I felt bad. I felt really, really bad. Now, I’m angry. I’m mostly angry at myself for allowing this woman to make me feel bad, for allowing me to waste my time (she let me go through the whole hour long in-person interview before bringing this up), and angry that there was nothing I could do or say to change the fact that I was, indeed, just denied a job (albeit one that now I OBVIOUSLY WOULD NEVER, EVER WANT) for that reason*.  What I was most angry about, though, was my own shock at the whole thing.  I mean, the Southwest Airlines/Kevin Smith debacle and the other ten bazillion similar humiliatingly horrible things, as well as colonialism, racism, slavery and other countless injustices** that happen and have happened to people should have kept forefront in my mind that we possess the ability to be astoundingly cruel to one another, and most especially when we are feeling the most vulnerable.

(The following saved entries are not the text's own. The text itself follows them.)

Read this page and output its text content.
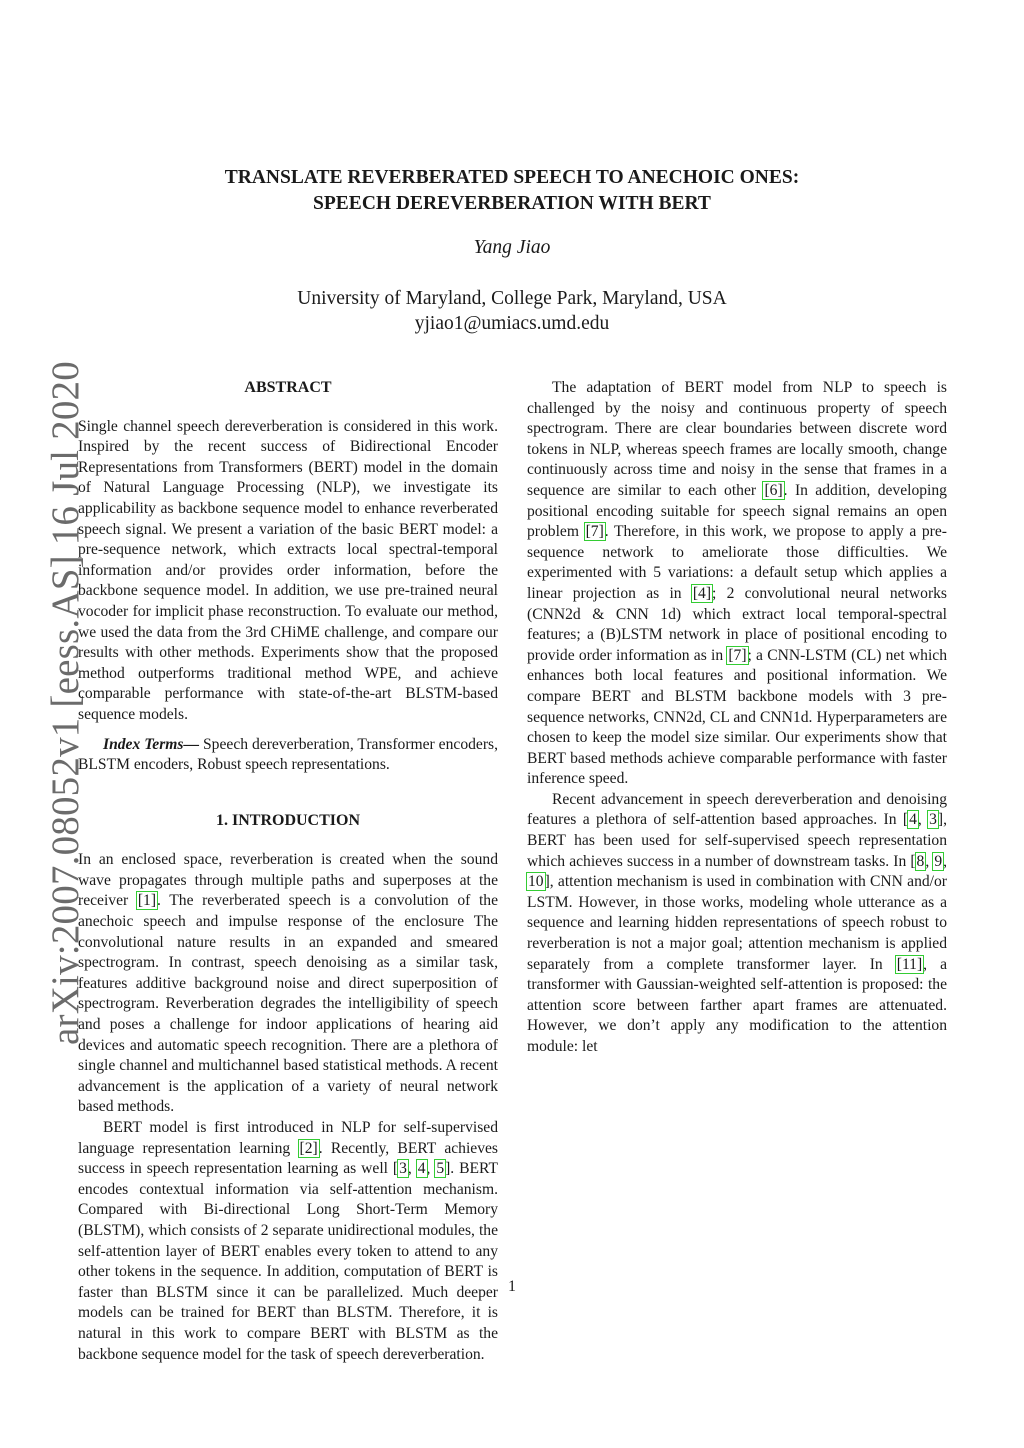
arXiv:2007.08052v1 [eess.AS] 16 Jul 2020
TRANSLATE REVERBERATED SPEECH TO ANECHOIC ONES:
SPEECH DEREVERBERATION WITH BERT

Yang Jiao

University of Maryland, College Park, Maryland, USA
yjiao1@umiacs.umd.edu
ABSTRACT

Single channel speech dereverberation is considered in this work. Inspired by the recent success of Bidirectional Encoder Representations from Transformers (BERT) model in the domain of Natural Language Processing (NLP), we investigate its applicability as backbone sequence model to enhance reverberated speech signal. We present a variation of the basic BERT model: a pre-sequence network, which extracts local spectral-temporal information and/or provides order information, before the backbone sequence model. In addition, we use pre-trained neural vocoder for implicit phase reconstruction. To evaluate our method, we used the data from the 3rd CHiME challenge, and compare our results with other methods. Experiments show that the proposed method outperforms traditional method WPE, and achieve comparable performance with state-of-the-art BLSTM-based sequence models.

Index Terms— Speech dereverberation, Transformer encoders, BLSTM encoders, Robust speech representations.

1. INTRODUCTION

In an enclosed space, reverberation is created when the sound wave propagates through multiple paths and superposes at the receiver [1]. The reverberated speech is a convolution of the anechoic speech and impulse response of the enclosure The convolutional nature results in an expanded and smeared spectrogram. In contrast, speech denoising as a similar task, features additive background noise and direct superposition of spectrogram. Reverberation degrades the intelligibility of speech and poses a challenge for indoor applications of hearing aid devices and automatic speech recognition. There are a plethora of single channel and multichannel based statistical methods. A recent advancement is the application of a variety of neural network based methods.

BERT model is first introduced in NLP for self-supervised language representation learning [2]. Recently, BERT achieves success in speech representation learning as well [3, 4, 5]. BERT encodes contextual information via self-attention mechanism. Compared with Bi-directional Long Short-Term Memory (BLSTM), which consists of 2 separate unidirectional modules, the self-attention layer of BERT enables every token to attend to any other tokens in the sequence. In addition, computation of BERT is faster than BLSTM since it can be parallelized. Much deeper models can be trained for BERT than BLSTM. Therefore, it is natural in this work to compare BERT with BLSTM as the backbone sequence model for the task of speech dereverberation.

The adaptation of BERT model from NLP to speech is challenged by the noisy and continuous property of speech spectrogram. There are clear boundaries between discrete word tokens in NLP, whereas speech frames are locally smooth, change continuously across time and noisy in the sense that frames in a sequence are similar to each other [6]. In addition, developing positional encoding suitable for speech signal remains an open problem [7]. Therefore, in this work, we propose to apply a pre-sequence network to ameliorate those difficulties. We experimented with 5 variations: a default setup which applies a linear projection as in [4]; 2 convolutional neural networks (CNN2d & CNN 1d) which extract local temporal-spectral features; a (B)LSTM network in place of positional encoding to provide order information as in [7]; a CNN-LSTM (CL) net which enhances both local features and positional information. We compare BERT and BLSTM backbone models with 3 pre-sequence networks, CNN2d, CL and CNN1d. Hyperparameters are chosen to keep the model size similar. Our experiments show that BERT based methods achieve comparable performance with faster inference speed.

Recent advancement in speech dereverberation and denoising features a plethora of self-attention based approaches. In [4, 3], BERT has been used for self-supervised speech representation which achieves success in a number of downstream tasks. In [8, 9, 10], attention mechanism is used in combination with CNN and/or LSTM. However, in those works, modeling whole utterance as a sequence and learning hidden representations of speech robust to reverberation is not a major goal; attention mechanism is applied separately from a complete transformer layer. In [11], a transformer with Gaussian-weighted self-attention is proposed: the attention score between farther apart frames are attenuated. However, we don’t apply any modification to the attention module: let

1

Should she have lied to me? Hell no. But she could have exercised taste and restraint, thanked me very much for my time, and then jotted down in her NO HIRE book “Fatty fat pants!” and never called me back. That’s not a lie. It’s polite. It’s conscientious. It costs nothing and life is hard enough already. And this is, let me reiterate, a woman who wants to coach people. To be their best (cue laugh track/sad trombone).

Why am I telling you this? A few reasons. One, I have to own this. If I don’t, it’s going to eat me up inside and I have a book I’m trying to finish.  I already cried about it like a 14 year old home from a bad day in middle school. Two, to remind all the other FATTY FAT PANTS –as well as my gay, transgender friends and friends of color—that this shit is not over. It still happens. And when it happens to you, you are not alone (what happened to me today pales in comparison, isn’t even the same stadium playing the same sport, to what many of you go through, and for that I am grateful). Three, to consciously remind myself of this lesson, how delicate anyone can be–to be kind to people, to give them a chance when I could otherwise be dismissive, when I may be unthinkingly heartless and cold in my responses, to stop and remember that we are all trying to live a good life.

Here’s to the good life, friends.

 

*I do not need to work for a crazy, demented boss again. Been there, done that.

**Winking at you, state of Arizona.

Awww!

November 12th, 2009

A super sweet one line review of my mini space opera in BIG OTHER : “Caren Gussoff offers a fine cyberpunk junket in her story “Correspondence.” ” Thanks, John Madera! I love the word “junket.”

I’ve been having a lot of fun lately guest blogging for Jeff VanderMeer while he is on tour. It’s especially cool because the other guest bloggers are so brilliant that they make me seem much smarter just by posting near them.

Also, in odd news, I’ve become one of the Seattle Literary Scene Examiners for Examiner.com. Kind of a random and strange little gig, but becoming pretty awesome. I’m keeping up with this stuff because it’s uh, my life, so I may as well grow some discipline and write about it. I can see wicked potential to pimp my friends and loved ones in here (because you people do such really cool things, anyway). I’m planning on spotlighting Seattle writers and editors weekly, so drop me a line if you are interested in being featured (caren at spitkitten dot com).

For real, people

July 1st, 2009

If you live in Seattle and are not attending the Tuesday night Clarion West reading series, you are out of your piehole. Karen Joy Fowler’s reading last night was awesome. Next Tuesday, 7pm, University Bookstore = Elizabeth Bear.
Also: I am working hard. Tonight, there will be no writing. There will be no reading, no laundry, no working on the porchstead, no returned phone calls or emails, not even a shower. I am going to eat 1/2 a pint of chocolate ice cream, lie on the comfy futon, stare at the TV, pat the cats, then pass out gloriously/blissfully, disgustingly early.
I’ll do all that useful stuff Friday, during the day (I have the day off!), before the CW party for KJF.